When you’re in the moment, it’s really easy to miss the forest for the trees. June 29, a surprise performance at the 2015 BET Awards was Sean “Diddy” Combs’ Bad Boy Records 20-year reunion performance sent a reminder that despite the flash and controversy associated with the label, at its core was strong music.

The following day, Combs took to social media to announce that the performance was a springboard for something bigger, saying, “My girl @lilkimthequeenbee killed it last night #BadBoyFAMILYtour #Comingtoa

CityNearYou #WeLikeHavingFun.”

About a month later, Combs once more took it to Instagram with another announcement, this one regarding the progress of his next music project, tentatively titled “Money Makin Mitch.” He posted, “Ladies and gentlemen I’m pleased to announce that I am back behind the board! I got the hitman with me @chucklife365 @iammariowinans @hitmansteviej_1@itsseanc @lvizual DDOT , NASHIEM & the newest member of the hitman KANYE WEST #BREAKINGNEWS #Everything

isgoingtobealright #MMM.”

So to make it clear, the production clique of the Hitmen—Stevie J, Deric “D-Dot” Angelettie, Ron “Amen-Ra” Lawrence, LV, Sean C, Chucky Thompson, Mario Winans and Nashiem Myrick, with Kanye West thrown in for good measure—were onboard for the project. It was typical of how the company has done things, that is, with huge announcements.

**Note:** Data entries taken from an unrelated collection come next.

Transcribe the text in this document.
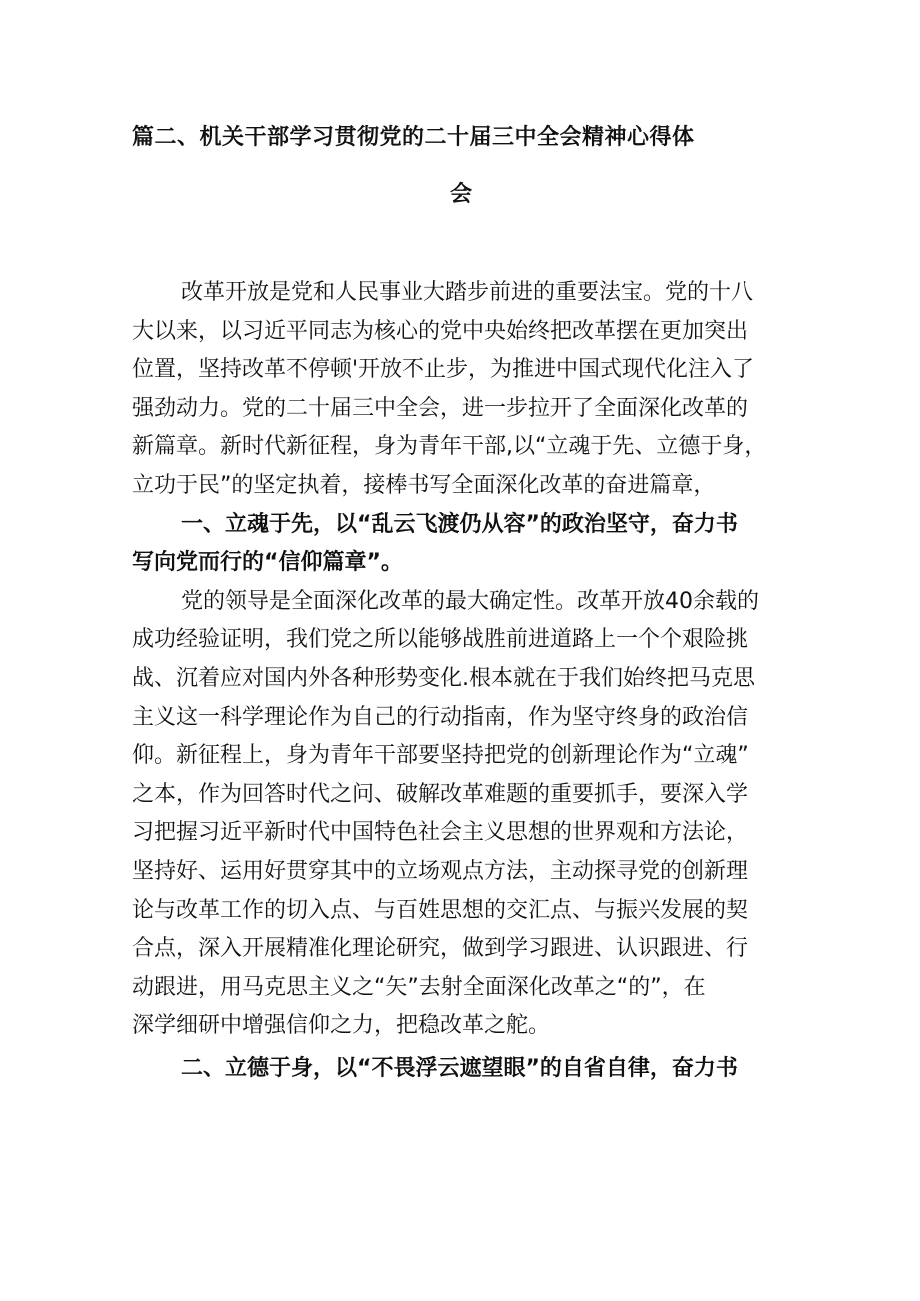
篇二、机关干部学习贯彻党的二十届三中全会精神心得体
会
改革开放是党和人民事业大踏步前进的重要法宝。党的十八
大以来，以习近平同志为核心的党中央始终把改革摆在更加突出
位置，坚持改革不停顿'开放不止步，为推进中国式现代化注入了
强劲动力。党的二十届三中全会，进一步拉开了全面深化改革的
新篇章。新时代新征程，身为青年干部,以“立魂于先、立德于身，
立功于民”的坚定执着，接棒书写全面深化改革的奋进篇章，
一、立魂于先，以“乱云飞渡仍从容”的政治坚守，奋力书
写向党而行的“信仰篇章”。
党的领导是全面深化改革的最大确定性。改革开放40余载的
成功经验证明，我们党之所以能够战胜前进道路上一个个艰险挑
战、沉着应对国内外各种形势变化.根本就在于我们始终把马克思
主义这一科学理论作为自己的行动指南，作为坚守终身的政治信
仰。新征程上，身为青年干部要坚持把党的创新理论作为“立魂”
之本，作为回答时代之问、破解改革难题的重要抓手，要深入学
习把握习近平新时代中国特色社会主义思想的世界观和方法论，
坚持好、运用好贯穿其中的立场观点方法，主动探寻党的创新理
论与改革工作的切入点、与百姓思想的交汇点、与振兴发展的契
合点，深入开展精准化理论研究，做到学习跟进、认识跟进、行
动跟进，用马克思主义之“矢”去射全面深化改革之“的”，在
深学细研中增强信仰之力，把稳改革之舵。
二、立德于身，以“不畏浮云遮望眼”的自省自律，奋力书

Sometimes though, other major things are brewing. To find those, you have to look at the adages “Bad boys move in silence” and “Silence is golden (sometimes platinum).” Embodying that statement is perhaps the only other Hitman aside from Combs and West who has precious metal plaques as a producer and artist, and that’s Mario Winans.

If the last name looks familiar and you’re wondering, he is of “that Winans” gospel cloth, as his personality attests. “I love music, and I thank God for the opportunities I was given to share my talents with the world,” Winans says of his career.

When asked about the responsibilities that entails, he says, “First and foremost is to serve; us as children of God, we’re supposed to. Lead the best life I can and provide for my children so that they can also. Professionally, I need to put out great music that awakens, touches and make them feel good.”

For the multi-instrumentalist, his foray into the music business began after graduating high school, eventually working with gospel music artists Fred Hammond, the Clark Sisters and various members of the Winans family before moving into the secular realm.

In 1997, he signed with Motown and his slept-on debut, “Story of My Heart,” flew under the radar. Undeterred, production work was still available, leading to working with the Bad Boy roster and eventual entry into the Hitmen team of producers.

“The role we all had was to hit a home run every time we stepped to the plate, but I was probably more so a finisher if a song needed a bridge, hook, chords or extra music to bring the song to life. That’s how I saw myself, but we were all capable of that. That was a special time and made for some great music,” said Winans.

The public’s perception was probably that because he didn’t get to produce a B.I.G. record, he didn’t produce a BIG record while at Bad Boy. “Emotional” by Carl Thomas, 112’s “Peaches and Cream” and Puff’s “I Need a Girl” parts 1 and 2 and “Last Night” quickly come to mind, but it was one of his own records that established him in Bad Boy lore. Released originally on a Bad Boy compilation, “I Don’t Wanna Know” hit the ground running and created a public demand for his second album and his first for Bad Boy’s 2004 “Hurt No More.”

“When you make a song that connects with people like that, it is an indescribable feeling. It’s a confirmation that the way the song made you as an artist feel when it was created really touched people. That’s not just here but around the world. Of the 2.2 million copies of ‘Hurt No More’ that sold, only 800,000 of those were in the United States and I’ve been touring heavy for the last 10 years. The majority of my shows have been abroad.”

Trey Songz’s “We Can’t Be Friends,” Raheem Devaughn’s “Pink Crushed Velvet” and future songs by Keisha Cole, Fabolus and Combs to come show that as a writer-producer, he is still creating in the studio. Meanwhile, the “Reunion Tour Experience 2” is here in the tristate. Saturday, Aug. 22, Winans, Mase, the Lox, 112 and Total touch down at the Grand Theater in the Foxwoods Resort and Casino. Tickets range from $58 to $178 and are available at foxwoods.com.

If you can’t make that, Winans sends a personal invite. “My birthday is August 29, and we’re going to celebrate on August 27 at Stage 48 [605 W. 48th St.]. Maino gonna host and I’m going to jump on stage and do a few classics, so if you have the time, come through.”